By investigating transnational exchanges and encounters, Meeting Margins will explore how the movement of individuals, ideas, and artworks generated fruitful interchanges and established nuclei of intense and unquestionably avant-garde artistic production across Europe and Latin America between 1950 and 1978.
The decision made by many artists from Latin America to continue favouring Paris over New York was partly based upon a long-standing tradition of transatlantic intellectual exchange. Via internationalist movements, such as schools of geometric abstraction, this tradition remained active on Latin American and European soil during and after WW2.

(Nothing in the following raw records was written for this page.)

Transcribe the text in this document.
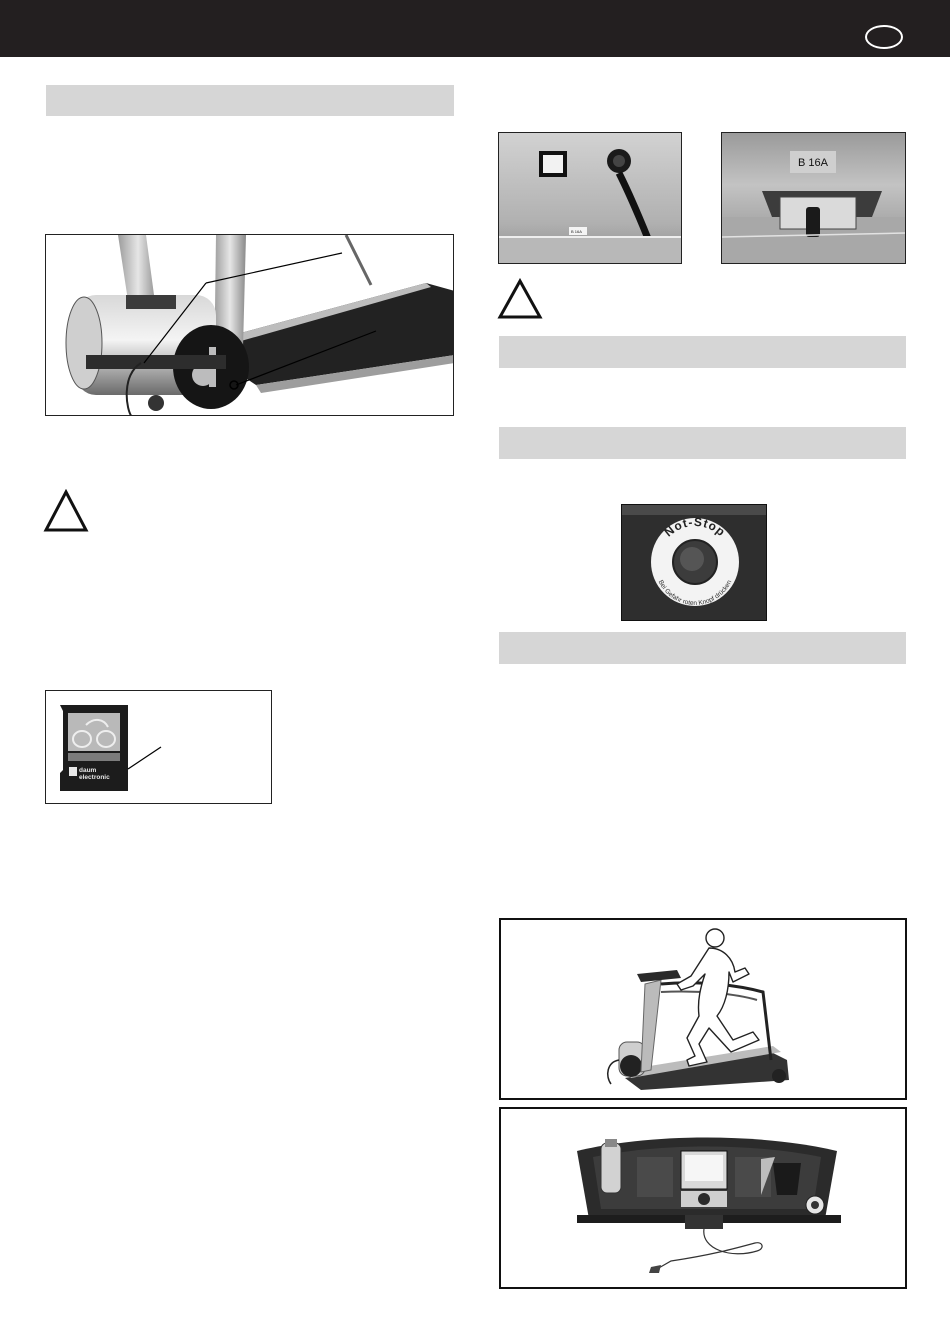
daum
electronic
B 16A
B 16A
Not-Stop
Bei Gefahr roten Knopf drücken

Later, repressive regimes such as those that seized power in Brazil in the 1960s and Argentina in the 1970s, forced artists into exile, some to other countries within Latin America and some to Europe, where the culturally vibrant and increasingly politicized milieus of 1960s London and Paris proved attractive and sympathetic.
Repressive governments also provoked collaboration between artists remaining in Latin America, with relatively stable institutions becoming urgent foci for exhibitions and meetings, allowing new allegiances to be formed, and for debates to be conducted concerning the particularity of a Latin American avant-garde and its restricted possibilities for action.
Transnational exchanges were also supported by the movement of artworks. Large scale international exhibitions played an important but potentially contraversial role in bringing artists and writers into close contact and collaboration.
The most prominent among these, the Bienal Internacional in São Paulo, founded 1951, was at first considered an exemplary modernist achievement, but later become an international focus for boycott, protest and intervention under Brazil's military regime.
In addition to exhibitons, the circulation of ideas by post, from journals to conceptual artworks, particularly mail-art, supported transatlantic and intra-Latin American networks and became vital tools for sustaining these connections under constrained circumstances.